PRINCIPALES OBSERVATIONS

1. La professionnalisation des armées : un « accomplissement » globalement réussi

Objectif premier de la loi de programmation qui s'achève, la « professionnalisation » des armées s'est accomplie de manière « globalement » satisfaisante.

Il convient de saluer l'ampleur de cette réforme, assise sur des suppressions massives d'emplois et des mesures conséquentes de reconversion et d'incitation au départ. Aucun ministère civil n'a, à ce jour, été en mesure de réussir une telle démarche.

A nouveau d'ailleurs, le ministère de la Défense donne l'exemple en étant le premier à achever les négociations syndicales relatives à l'application des 35 heures pour les effectifs civils, et le premier à mettre en oeuvre, enfin, la jurisprudence Berkani visant à intégrer, sauf décision contraire, les personnels contractuels dans les effectifs de la fonction publique.

A moins de 1 % près, l'objectif global des effectifs budgétaires est donc respecté : la Défense emploiera en 2002 un effectif budgétaire de 436.221 personnes, soit le cinquième des effectifs civils.

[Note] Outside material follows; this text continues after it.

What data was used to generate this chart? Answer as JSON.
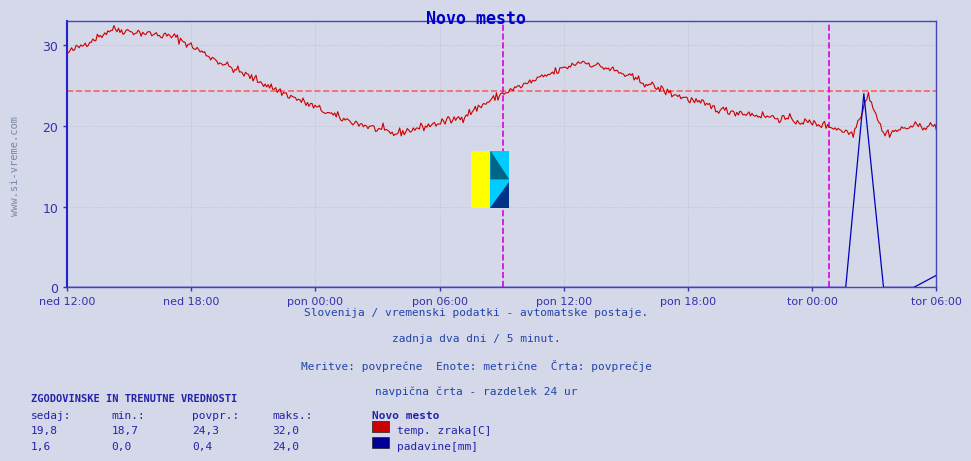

Quelques ajustements doivent toutefois être soulignés au regard des effectifs réels et des objectifs plus détaillés, qui, s'ils perdurent, pourraient constituer des facteurs de perturbation, au regard du « modèle d'armée 2015 » : un peu plus de militaires du rang que prévu, beaucoup plus de gendarmes, et beaucoup moins de personnels civils. Certains secteurs spécifiques, comme les médecins, les informaticiens, les atomiciens ou les plongeurs-démineurs apparaissent d'ores et déjà vulnérables, voire franchement déficitaires.

2. Mais une consolidation qui reste entièrement à faire

Les motifs d'inquiétude concernent les perspectives. Certes, la professionnalisation est « accomplie ». Mais elle n'est pas consolidée pour autant.

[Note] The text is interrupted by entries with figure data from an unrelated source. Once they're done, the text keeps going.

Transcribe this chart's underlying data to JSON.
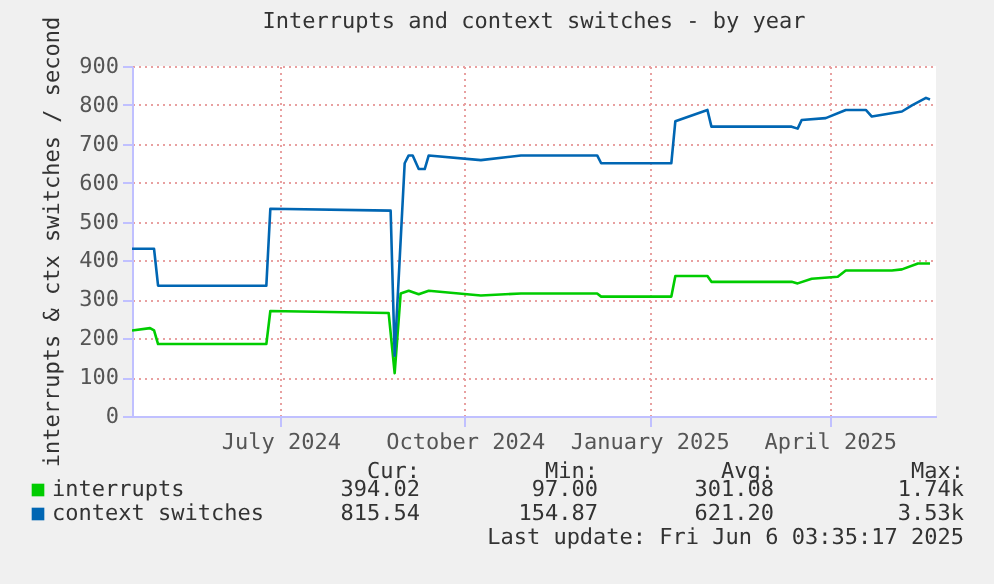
{
  "chart_data": {
    "type": "line",
    "title": "Interrupts and context switches - by year",
    "ylabel": "interrupts & ctx switches / second",
    "xlim": [
      "2024-05-03",
      "2025-06-08"
    ],
    "xticks": [
      {
        "value": "2024-07-16",
        "label": "July 2024"
      },
      {
        "value": "2024-10-16",
        "label": "October 2024"
      },
      {
        "value": "2025-01-16",
        "label": "January 2025"
      },
      {
        "value": "2025-04-16",
        "label": "April 2025"
      }
    ],
    "ylim": [
      0,
      900
    ],
    "yticks": [
      0,
      100,
      200,
      300,
      400,
      500,
      600,
      700,
      800,
      900
    ],
    "grid": true,
    "legend": "bottom",
    "marker": "none",
    "line_style": "solid",
    "series": [
      {
        "name": "interrupts",
        "color": "#00cc00",
        "x": [
          "2024-05-03",
          "2024-05-12",
          "2024-05-14",
          "2024-05-16",
          "2024-07-09",
          "2024-07-11",
          "2024-09-08",
          "2024-09-11",
          "2024-09-14",
          "2024-09-18",
          "2024-09-23",
          "2024-09-28",
          "2024-10-24",
          "2024-11-13",
          "2024-12-21",
          "2024-12-23",
          "2025-01-27",
          "2025-01-29",
          "2025-02-14",
          "2025-02-16",
          "2025-03-28",
          "2025-03-31",
          "2025-04-07",
          "2025-04-20",
          "2025-04-24",
          "2025-05-17",
          "2025-05-22",
          "2025-05-30",
          "2025-06-05"
        ],
        "values": [
          220,
          226,
          220,
          185,
          185,
          270,
          265,
          110,
          315,
          322,
          313,
          322,
          310,
          315,
          315,
          307,
          307,
          360,
          360,
          345,
          345,
          341,
          353,
          358,
          374,
          374,
          377,
          392,
          392
        ]
      },
      {
        "name": "context switches",
        "color": "#0066b3",
        "x": [
          "2024-05-03",
          "2024-05-14",
          "2024-05-16",
          "2024-07-09",
          "2024-07-11",
          "2024-09-09",
          "2024-09-11",
          "2024-09-16",
          "2024-09-18",
          "2024-09-20",
          "2024-09-23",
          "2024-09-26",
          "2024-09-28",
          "2024-10-24",
          "2024-11-13",
          "2024-12-21",
          "2024-12-23",
          "2025-01-27",
          "2025-01-29",
          "2025-02-14",
          "2025-02-16",
          "2025-03-28",
          "2025-03-31",
          "2025-04-02",
          "2025-04-14",
          "2025-04-24",
          "2025-05-04",
          "2025-05-07",
          "2025-05-22",
          "2025-05-27",
          "2025-06-03",
          "2025-06-05"
        ],
        "values": [
          430,
          430,
          335,
          335,
          533,
          528,
          155,
          650,
          670,
          670,
          635,
          635,
          670,
          658,
          670,
          670,
          650,
          650,
          758,
          787,
          744,
          744,
          739,
          761,
          766,
          787,
          787,
          770,
          783,
          799,
          818,
          814
        ]
      }
    ],
    "annotations": [
      "Cur:",
      "Min:",
      "Avg:",
      "Max:",
      "394.02",
      "97.00",
      "301.08",
      "1.74k",
      "815.54",
      "154.87",
      "621.20",
      "3.53k",
      "Last update: Fri Jun  6 03:35:17 2025"
    ]
  }
}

Pour seulement préserver l'acquis, il faudra vraisemblablement consentir un effort budgétaire supplémentaire considérable. En d'autres termes, pour avoir la même chose, et donner donc le sentiment qu'on ne fait pas mieux, il faudra payer davantage.

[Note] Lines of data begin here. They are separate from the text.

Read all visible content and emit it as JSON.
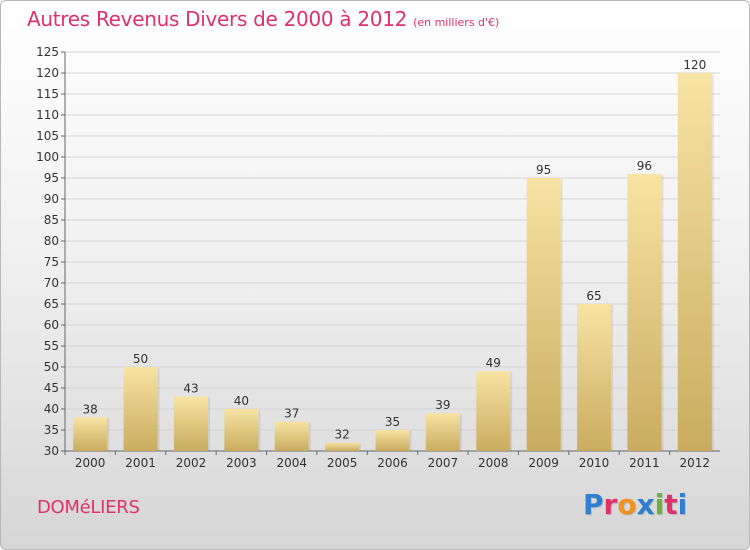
{
  "title": "Autres Revenus Divers de 2000 à 2012",
  "subtitle": "(en milliers d'€)",
  "commune": "DOMéLIERS",
  "brand": "Proxiti",
  "colors": {
    "title": "#e0316a",
    "bar_light": "#f7e3a3",
    "bar_dark": "#c9ac5f",
    "brand_letters": [
      "#2f7fd0",
      "#e0316a",
      "#f0921e",
      "#2f7fd0",
      "#6ab23a",
      "#e0316a",
      "#2f7fd0"
    ]
  },
  "chart_data": {
    "type": "bar",
    "title": "Autres Revenus Divers de 2000 à 2012",
    "subtitle": "(en milliers d'€)",
    "categories": [
      "2000",
      "2001",
      "2002",
      "2003",
      "2004",
      "2005",
      "2006",
      "2007",
      "2008",
      "2009",
      "2010",
      "2011",
      "2012"
    ],
    "values": [
      38,
      50,
      43,
      40,
      37,
      32,
      35,
      39,
      49,
      95,
      65,
      96,
      120
    ],
    "data_labels": [
      "38",
      "50",
      "43",
      "40",
      "37",
      "32",
      "35",
      "39",
      "49",
      "95",
      "65",
      "96",
      "120"
    ],
    "ylim": [
      30,
      125
    ],
    "yticks": [
      30,
      35,
      40,
      45,
      50,
      55,
      60,
      65,
      70,
      75,
      80,
      85,
      90,
      95,
      100,
      105,
      110,
      115,
      120,
      125
    ],
    "grid": true,
    "legend": false
  }
}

Au-delà des soucis ponctuels, mais réels, de recrutement, apparaissent surtout des difficultés de fidélisation. Celle-ci se heurte en effet à la concurrence forte d'un marché de l'emploi civil conjoncturellement à la hausse, mais aussi, de façon plus structurelle, à une moindre attractivité du métier, s'agissant des conditions de vie et de rémunération. La comparaison est renforcée par la mixité désormais fonctionnelle des effectifs civils et militaires, parfois au sein d'un même bureau. A cet égard, la loi des 35 heures constitue un écueil redoutable.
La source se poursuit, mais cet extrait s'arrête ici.